例えば、2019年5月15日に新築住宅を購入したら、2020年1月1日から住宅ローン控除の確定申告(還付申告)ができます。
住宅ローン控除は、所得税から差し引けなかった分を住民税から控除できますので、「翌年1月1日から3月15日まで」には、住宅ローン控除の確定申告(還付申告)をしましょう。
特に、2月中旬から3月中旬の確定申告の時期は、個人事業主など多くの方が税務署を訪れて混雑しますので、翌年の1月からはやめに住宅ローン控除の確定申告をしたほうがいいです。
住宅ローン控除の確定申告の流れ
いつから住宅ローン控除の確定申告をすればよいか時期が分かったら、次は住宅ローン控除の確定申告の流れを説明します。
- STEP1必要な書類をそろえる住宅ローン控除の確定申告に必要な書類をそろえます。
- STEP2住宅借入金等特別控除額の計算明細書で住宅ローン控除額を求める「(特定増改築等)住宅借入金等特別控除額の計算明細書」で住宅ローン控除額を計算します。
- STEP3確定申告書に記入する「確定申告書A」または「確定申告書B」に必要な情報を記入します。
- STEP4確定申告書に押印する確定申告書を記入したら押印をします。
- STEP5添付書類台紙に書類を貼り付ける「添付書類台紙」に必要書類を貼り付けます。

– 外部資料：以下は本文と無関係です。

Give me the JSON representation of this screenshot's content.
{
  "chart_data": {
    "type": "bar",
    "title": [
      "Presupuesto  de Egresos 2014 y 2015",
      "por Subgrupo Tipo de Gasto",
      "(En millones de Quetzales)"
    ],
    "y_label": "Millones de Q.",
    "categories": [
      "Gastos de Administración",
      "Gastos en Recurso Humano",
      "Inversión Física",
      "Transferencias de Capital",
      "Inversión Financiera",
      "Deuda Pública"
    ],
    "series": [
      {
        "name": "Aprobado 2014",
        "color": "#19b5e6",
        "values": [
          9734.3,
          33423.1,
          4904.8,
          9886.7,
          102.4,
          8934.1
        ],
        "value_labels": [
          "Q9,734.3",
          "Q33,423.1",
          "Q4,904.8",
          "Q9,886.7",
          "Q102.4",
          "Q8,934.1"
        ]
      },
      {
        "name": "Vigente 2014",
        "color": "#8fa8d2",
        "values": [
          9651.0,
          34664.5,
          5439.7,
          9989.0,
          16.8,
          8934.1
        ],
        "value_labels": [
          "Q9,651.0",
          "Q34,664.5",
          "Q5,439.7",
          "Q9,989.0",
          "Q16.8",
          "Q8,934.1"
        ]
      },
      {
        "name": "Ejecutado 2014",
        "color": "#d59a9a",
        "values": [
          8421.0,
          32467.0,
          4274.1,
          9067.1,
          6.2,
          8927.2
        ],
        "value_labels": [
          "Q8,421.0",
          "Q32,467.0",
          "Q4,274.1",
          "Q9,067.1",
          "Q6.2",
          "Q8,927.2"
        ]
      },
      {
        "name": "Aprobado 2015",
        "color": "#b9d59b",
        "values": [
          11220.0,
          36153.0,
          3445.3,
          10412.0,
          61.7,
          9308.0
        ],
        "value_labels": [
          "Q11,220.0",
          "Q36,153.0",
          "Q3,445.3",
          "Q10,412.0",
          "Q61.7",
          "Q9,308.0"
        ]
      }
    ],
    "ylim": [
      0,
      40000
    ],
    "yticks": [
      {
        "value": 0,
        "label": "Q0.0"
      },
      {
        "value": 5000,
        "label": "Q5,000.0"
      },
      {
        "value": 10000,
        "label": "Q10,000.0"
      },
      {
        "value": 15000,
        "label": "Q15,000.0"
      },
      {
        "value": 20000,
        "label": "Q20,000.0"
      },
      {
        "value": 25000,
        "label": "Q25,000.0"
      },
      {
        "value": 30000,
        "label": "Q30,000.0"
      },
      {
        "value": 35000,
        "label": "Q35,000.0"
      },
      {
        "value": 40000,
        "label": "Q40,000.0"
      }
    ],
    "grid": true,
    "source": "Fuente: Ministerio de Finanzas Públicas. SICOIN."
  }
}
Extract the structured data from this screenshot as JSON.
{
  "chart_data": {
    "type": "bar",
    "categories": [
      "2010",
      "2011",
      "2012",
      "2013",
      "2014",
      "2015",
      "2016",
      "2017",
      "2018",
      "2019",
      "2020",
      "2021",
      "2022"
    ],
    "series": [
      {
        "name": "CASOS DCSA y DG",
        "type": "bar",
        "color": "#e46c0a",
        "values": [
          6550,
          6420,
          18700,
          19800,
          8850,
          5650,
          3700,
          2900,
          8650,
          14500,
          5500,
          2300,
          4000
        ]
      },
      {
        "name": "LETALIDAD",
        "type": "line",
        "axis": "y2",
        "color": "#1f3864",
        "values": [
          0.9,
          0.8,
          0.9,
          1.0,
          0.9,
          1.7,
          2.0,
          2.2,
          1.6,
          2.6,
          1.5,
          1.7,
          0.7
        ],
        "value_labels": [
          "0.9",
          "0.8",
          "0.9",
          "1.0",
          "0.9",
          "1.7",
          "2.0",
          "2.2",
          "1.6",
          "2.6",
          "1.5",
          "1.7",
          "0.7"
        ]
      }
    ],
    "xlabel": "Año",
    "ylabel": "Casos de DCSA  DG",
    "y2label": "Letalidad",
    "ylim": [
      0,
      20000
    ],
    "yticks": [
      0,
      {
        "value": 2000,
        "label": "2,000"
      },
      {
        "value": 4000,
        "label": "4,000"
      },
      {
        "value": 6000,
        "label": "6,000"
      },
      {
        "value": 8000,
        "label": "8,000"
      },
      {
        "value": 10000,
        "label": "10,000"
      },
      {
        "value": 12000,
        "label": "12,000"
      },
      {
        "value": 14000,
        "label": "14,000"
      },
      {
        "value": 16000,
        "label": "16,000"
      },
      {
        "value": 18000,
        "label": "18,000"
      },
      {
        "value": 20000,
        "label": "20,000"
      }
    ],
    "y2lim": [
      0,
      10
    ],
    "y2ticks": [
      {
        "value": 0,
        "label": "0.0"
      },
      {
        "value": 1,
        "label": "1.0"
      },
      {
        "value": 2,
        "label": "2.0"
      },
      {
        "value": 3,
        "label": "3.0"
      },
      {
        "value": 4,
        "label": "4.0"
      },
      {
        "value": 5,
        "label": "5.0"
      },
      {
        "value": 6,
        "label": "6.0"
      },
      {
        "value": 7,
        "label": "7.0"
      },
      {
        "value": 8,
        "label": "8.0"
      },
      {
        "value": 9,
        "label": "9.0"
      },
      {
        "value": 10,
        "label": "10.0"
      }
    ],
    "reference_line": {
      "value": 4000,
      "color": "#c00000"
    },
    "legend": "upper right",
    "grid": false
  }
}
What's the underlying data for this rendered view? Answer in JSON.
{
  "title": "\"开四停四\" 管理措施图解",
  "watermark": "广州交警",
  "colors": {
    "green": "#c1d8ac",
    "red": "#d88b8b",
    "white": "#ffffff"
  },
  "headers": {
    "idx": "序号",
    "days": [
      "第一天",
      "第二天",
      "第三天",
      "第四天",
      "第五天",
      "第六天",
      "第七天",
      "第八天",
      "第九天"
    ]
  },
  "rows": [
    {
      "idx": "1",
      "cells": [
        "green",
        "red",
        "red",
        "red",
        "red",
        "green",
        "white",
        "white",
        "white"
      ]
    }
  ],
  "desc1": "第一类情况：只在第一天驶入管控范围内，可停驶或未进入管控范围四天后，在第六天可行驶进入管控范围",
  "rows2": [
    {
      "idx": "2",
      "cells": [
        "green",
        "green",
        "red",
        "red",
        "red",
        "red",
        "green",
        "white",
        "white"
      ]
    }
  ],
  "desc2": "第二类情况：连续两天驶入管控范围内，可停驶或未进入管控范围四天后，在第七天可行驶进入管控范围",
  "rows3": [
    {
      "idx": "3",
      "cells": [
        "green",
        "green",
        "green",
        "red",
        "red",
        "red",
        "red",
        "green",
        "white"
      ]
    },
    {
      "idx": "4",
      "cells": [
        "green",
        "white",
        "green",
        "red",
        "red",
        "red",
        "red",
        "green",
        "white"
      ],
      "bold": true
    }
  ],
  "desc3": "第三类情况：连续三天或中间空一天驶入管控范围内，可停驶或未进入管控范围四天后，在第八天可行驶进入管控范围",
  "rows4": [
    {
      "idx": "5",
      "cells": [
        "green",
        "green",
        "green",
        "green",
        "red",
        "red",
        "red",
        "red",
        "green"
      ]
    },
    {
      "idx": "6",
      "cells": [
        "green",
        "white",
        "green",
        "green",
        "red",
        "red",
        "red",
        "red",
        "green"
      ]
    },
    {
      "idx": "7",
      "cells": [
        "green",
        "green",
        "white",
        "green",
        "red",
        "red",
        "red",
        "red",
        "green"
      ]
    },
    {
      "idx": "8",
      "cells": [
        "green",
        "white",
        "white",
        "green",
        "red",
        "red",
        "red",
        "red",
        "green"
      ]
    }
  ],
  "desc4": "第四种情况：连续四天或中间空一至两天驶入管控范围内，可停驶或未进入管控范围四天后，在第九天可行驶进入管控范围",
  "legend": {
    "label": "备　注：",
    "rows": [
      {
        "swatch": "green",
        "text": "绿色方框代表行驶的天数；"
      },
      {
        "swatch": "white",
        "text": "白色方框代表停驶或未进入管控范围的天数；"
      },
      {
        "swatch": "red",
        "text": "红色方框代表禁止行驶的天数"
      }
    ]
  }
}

- STEP6管轄の税務署を調べる国税庁サイトから管轄の税務署を調べます。
- STEP7確定申告書と添付書類台紙を提出する管轄の税事務所へ確定申告書と添付書類台紙を提出します。
STEP1.必要な書類をそろえる
住宅ローン控除の確定申告(還付申告)では、給与所得者と個人事業主で、提出する必要書類に若干の違いがあります。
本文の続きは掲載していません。